Liga Konferencji: Śląsk Wrocław wraca do europejskich pucharów po sześciu latach
W czwartek Śląsk Wrocław rozpocznie grę w eliminacjach piłkarskiej Ligi Konferencji i będzie to powrót zespołu ze stolicy Dolnego Śląska do europejskich pucharów po sześciu latach. Największym sukcesem do tej pory był ćwierćfinał Pucharu Zdobywców Pucharów w sezonie 1976/77.
Ostatni raz Śląsk w europejskich pucharach grał w sezonie 2015/16, kiedy występował w eliminacjach Ligi Europy. W pierwszej rundzie wrocławianie wyeliminowali wówczas NK Celje (1:0, 3:1) ze Słowenii, ale w kolejnej musieli uznać wyższość IFK Goeteborg (0:0, 0:2). W sumie będzie to 12. podejście zespołu ze stolicy Dolnego Śląska do rozgrywek międzynarodowych.
Najlepiej zielono-biało-czerwoni radzili sobie w sezonie 1976/77 w nieistniejącym już Pucharze Zdobywców Pucharów, gdzie dotarli do ćwierćfinału. Tam drużyna prowadzona przez legendarnego trenera Władysława Żmudę zmierzyła się z SSC Napoli. W pierwszym meczu na Stadionie Olimpijskim w obecności ponad 40 tysięcy kibiców padł bezbramkowy remis. W rewanżu Włosi już po dziewięciu minutach prowadzili 1:0, zaraz po przerwie dołożyli kolejnego gola i skończyło się na 2:0.
Zobacz także: Liga Mistrzów: Bodo/Glimt - Legia Warszawa. Kiedy jest mecz?

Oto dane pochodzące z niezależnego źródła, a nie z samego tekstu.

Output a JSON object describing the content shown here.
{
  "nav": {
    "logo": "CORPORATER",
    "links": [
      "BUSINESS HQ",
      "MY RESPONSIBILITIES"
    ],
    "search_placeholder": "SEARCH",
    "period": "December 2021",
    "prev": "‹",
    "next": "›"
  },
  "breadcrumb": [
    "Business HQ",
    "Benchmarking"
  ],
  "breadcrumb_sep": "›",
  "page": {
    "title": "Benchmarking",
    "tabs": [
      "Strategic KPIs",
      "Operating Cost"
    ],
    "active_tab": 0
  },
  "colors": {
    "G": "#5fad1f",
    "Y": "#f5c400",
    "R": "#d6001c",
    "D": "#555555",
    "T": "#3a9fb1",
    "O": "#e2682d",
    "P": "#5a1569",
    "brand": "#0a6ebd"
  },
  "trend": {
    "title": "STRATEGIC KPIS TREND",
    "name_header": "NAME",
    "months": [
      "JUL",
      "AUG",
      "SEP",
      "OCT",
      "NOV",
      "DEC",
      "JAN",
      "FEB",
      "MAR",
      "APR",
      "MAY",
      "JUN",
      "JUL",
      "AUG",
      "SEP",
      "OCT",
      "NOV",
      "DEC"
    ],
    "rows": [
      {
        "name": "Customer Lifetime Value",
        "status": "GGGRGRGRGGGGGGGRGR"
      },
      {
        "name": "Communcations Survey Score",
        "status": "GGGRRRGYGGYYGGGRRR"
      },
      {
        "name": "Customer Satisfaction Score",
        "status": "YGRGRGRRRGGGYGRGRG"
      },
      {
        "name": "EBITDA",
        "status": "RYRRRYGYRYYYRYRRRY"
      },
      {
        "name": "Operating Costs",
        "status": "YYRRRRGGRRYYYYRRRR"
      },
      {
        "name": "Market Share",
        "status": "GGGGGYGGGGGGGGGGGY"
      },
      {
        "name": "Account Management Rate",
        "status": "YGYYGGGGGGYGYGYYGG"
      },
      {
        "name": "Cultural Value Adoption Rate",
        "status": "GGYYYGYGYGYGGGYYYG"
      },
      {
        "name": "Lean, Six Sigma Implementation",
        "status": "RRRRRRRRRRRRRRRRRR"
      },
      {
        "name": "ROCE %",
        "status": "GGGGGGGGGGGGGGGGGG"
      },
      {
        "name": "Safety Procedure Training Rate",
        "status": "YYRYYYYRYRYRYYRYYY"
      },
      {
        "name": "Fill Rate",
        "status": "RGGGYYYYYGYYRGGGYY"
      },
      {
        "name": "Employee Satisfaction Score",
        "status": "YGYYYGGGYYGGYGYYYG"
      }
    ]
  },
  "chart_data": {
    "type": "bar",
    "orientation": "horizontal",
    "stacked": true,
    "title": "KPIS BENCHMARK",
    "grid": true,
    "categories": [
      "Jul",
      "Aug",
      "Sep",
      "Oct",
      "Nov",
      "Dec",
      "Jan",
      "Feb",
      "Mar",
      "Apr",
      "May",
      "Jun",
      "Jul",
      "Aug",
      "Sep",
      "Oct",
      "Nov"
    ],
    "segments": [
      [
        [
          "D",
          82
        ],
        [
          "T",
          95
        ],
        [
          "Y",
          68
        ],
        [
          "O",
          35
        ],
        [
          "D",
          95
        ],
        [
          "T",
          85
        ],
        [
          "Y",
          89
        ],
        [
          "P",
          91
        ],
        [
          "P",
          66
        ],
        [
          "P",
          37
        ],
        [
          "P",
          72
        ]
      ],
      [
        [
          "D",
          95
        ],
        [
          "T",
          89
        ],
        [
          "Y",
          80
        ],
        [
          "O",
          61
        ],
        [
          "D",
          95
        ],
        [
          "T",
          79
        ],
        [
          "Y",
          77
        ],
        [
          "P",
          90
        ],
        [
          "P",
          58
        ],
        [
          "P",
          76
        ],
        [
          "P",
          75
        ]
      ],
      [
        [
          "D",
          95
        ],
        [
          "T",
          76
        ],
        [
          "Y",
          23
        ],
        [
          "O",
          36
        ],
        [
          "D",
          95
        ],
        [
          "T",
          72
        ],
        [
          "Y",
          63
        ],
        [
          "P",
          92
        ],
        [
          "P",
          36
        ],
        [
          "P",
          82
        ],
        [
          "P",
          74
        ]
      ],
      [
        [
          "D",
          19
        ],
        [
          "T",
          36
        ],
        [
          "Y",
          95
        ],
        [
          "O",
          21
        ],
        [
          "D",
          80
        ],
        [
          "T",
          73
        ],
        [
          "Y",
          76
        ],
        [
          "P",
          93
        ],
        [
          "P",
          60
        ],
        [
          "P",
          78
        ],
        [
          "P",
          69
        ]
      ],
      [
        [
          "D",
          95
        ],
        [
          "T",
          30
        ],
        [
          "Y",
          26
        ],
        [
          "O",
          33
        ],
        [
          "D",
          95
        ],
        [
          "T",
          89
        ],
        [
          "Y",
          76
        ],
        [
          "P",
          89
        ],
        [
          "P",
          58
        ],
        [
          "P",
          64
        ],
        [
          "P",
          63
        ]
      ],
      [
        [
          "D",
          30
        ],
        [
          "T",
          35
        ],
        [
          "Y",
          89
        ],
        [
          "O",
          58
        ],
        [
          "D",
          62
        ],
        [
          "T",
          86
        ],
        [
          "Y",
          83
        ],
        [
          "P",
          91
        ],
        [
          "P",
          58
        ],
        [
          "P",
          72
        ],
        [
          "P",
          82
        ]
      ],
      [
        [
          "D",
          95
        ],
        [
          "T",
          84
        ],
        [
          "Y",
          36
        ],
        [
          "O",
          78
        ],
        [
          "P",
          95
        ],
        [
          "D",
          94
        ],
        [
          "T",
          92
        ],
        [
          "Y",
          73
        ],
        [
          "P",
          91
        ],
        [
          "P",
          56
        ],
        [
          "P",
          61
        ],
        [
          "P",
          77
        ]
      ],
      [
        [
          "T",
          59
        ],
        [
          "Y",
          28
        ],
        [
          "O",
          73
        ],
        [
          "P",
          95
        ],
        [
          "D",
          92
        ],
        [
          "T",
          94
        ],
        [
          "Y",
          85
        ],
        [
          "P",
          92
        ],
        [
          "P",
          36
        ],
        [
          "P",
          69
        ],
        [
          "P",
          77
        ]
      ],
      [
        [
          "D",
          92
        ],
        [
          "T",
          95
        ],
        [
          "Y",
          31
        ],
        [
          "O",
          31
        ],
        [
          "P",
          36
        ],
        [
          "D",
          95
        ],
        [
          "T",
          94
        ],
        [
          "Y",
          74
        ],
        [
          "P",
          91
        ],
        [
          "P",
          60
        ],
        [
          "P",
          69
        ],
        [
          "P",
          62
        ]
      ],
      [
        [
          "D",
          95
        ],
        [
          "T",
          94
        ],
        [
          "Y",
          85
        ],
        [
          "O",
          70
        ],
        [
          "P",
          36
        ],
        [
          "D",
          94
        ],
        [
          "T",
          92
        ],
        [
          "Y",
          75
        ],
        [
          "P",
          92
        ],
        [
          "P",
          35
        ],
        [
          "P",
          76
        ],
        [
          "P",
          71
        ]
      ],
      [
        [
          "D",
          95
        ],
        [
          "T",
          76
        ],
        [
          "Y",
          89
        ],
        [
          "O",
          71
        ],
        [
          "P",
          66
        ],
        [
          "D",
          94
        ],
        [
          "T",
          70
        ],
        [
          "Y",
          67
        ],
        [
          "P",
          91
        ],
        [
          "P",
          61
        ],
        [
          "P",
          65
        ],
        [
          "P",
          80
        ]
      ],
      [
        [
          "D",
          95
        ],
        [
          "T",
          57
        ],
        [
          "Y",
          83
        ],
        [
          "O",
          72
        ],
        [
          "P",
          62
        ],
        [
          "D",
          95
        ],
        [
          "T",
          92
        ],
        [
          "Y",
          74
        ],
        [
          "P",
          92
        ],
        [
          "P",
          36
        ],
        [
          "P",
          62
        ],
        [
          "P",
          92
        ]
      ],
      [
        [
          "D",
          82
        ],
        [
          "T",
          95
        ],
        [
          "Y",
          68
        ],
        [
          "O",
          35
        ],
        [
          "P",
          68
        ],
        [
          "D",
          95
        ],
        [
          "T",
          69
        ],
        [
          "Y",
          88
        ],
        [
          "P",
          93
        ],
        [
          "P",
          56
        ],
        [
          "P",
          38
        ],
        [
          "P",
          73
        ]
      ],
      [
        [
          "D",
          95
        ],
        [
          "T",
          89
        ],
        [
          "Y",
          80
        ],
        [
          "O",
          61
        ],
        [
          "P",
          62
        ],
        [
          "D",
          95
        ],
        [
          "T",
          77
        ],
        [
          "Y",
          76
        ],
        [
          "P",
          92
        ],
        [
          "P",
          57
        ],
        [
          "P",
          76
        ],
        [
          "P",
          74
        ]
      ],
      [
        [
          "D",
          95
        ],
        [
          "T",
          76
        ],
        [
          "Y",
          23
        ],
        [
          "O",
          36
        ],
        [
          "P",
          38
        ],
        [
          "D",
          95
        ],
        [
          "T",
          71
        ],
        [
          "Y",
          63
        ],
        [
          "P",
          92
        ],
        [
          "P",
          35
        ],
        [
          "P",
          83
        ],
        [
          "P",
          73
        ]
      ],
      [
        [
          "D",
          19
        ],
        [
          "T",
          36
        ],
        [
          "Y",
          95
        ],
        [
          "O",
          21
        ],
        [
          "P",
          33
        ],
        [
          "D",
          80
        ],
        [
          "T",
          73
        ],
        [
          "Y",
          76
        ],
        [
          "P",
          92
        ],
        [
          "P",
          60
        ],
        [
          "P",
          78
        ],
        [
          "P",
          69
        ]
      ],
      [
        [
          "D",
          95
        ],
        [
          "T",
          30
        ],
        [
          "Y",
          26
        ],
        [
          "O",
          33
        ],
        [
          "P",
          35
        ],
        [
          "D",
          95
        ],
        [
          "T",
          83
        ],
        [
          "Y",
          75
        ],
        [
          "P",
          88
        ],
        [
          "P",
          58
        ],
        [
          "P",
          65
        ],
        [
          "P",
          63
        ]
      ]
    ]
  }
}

Do dzisiaj trwają wśród kibiców Śląska, ale też i samych byłych piłkarzy, spekulacje: „co by było gdyby”. Co by było gdyby najlepszy strzelec wrocławian Jan Sybis był zdrowy, co by było gdyby zawodnicy we Włoszech koncentrowali się tylko na samym spotkaniu, a nie zwiedzaniu i chodzeniu po sklepach.
Sezon wcześniej wrocławianie grali w Pucharze UEFA i z tym startem związane są równie gorące wspomnienia, bo na Dolny Śląsk przyjechał wówczas wielki Liverpool FC. Śląsk wcześniej wyeliminował GAIS ze Szwecji (1:2, 4:2), Royal Antwerp (1:1, 2:1) i w trzeciej rundzie trafili na Anglików. Liverpool okazał się zdecydowanie lepszy (1:2, 0:3), ale do dzisiaj starci fani wspominają wypełniony po brzegi Stadion Olimpijski a piłkarze z uśmiechem mówią, jak to goście byli lepiej przygotowani sprzętowo do gry na zmarzniętej murawie niż gospodarze.
W roku 1987 Śląsk zdobył po raz drugi w swojej historii Puchar Polski i wywalczył prawo gry w Pucharze Zdobywców Pucharów. Los nie był dla polskiej drużyny łaskawy, bo już w pierwszej rundzie trafiła na silny Real Sociedad. W hiszpańskiej ekipie grali tacy piłkarze jak Luis Arkonada, Jose Mari Bakero, czy Txiki Begiristain, a na ławce trenerskiej siedział słynny John Toshack. Na wyjeździe Śląsk zremisował 0:0, ale u siebie przegrał 0:2 i szybko pożegnał się z pucharami.
Rywalizacja z Hiszpanami nabrała na lata wyjątkowego znaczenia, bo Śląsk na kolejny start na arenie międzynarodowej musiał czekać aż 24 lata. Wrocławscy kibice wspominali, jak to kiedyś było, do sezonu 2011/12, kiedy ich zespół zagrał w eliminacjach Ligi Europy. Pod wodzą trenera Oresta Lenczyka wyeliminowali wówczas m.in. Dundee United (1:0, 2:3) a także Łokomotiw Sofia (0:0, 0:0, k: 4-3). W sumie Śląsk rozegrał 50 meczów w europejskich pucharach – odniósł 16 zwycięstw, 14 razy remisował i doznał 20 porażek, strzelił 68 goli a stracił 87.
W czwartek o godz. 20 mecz numer 51. a rywalem będzie Paide Linnameeskond z Estonii. Rewanż zostanie rozegrany we Wrocławiu tydzień później (godz. 21).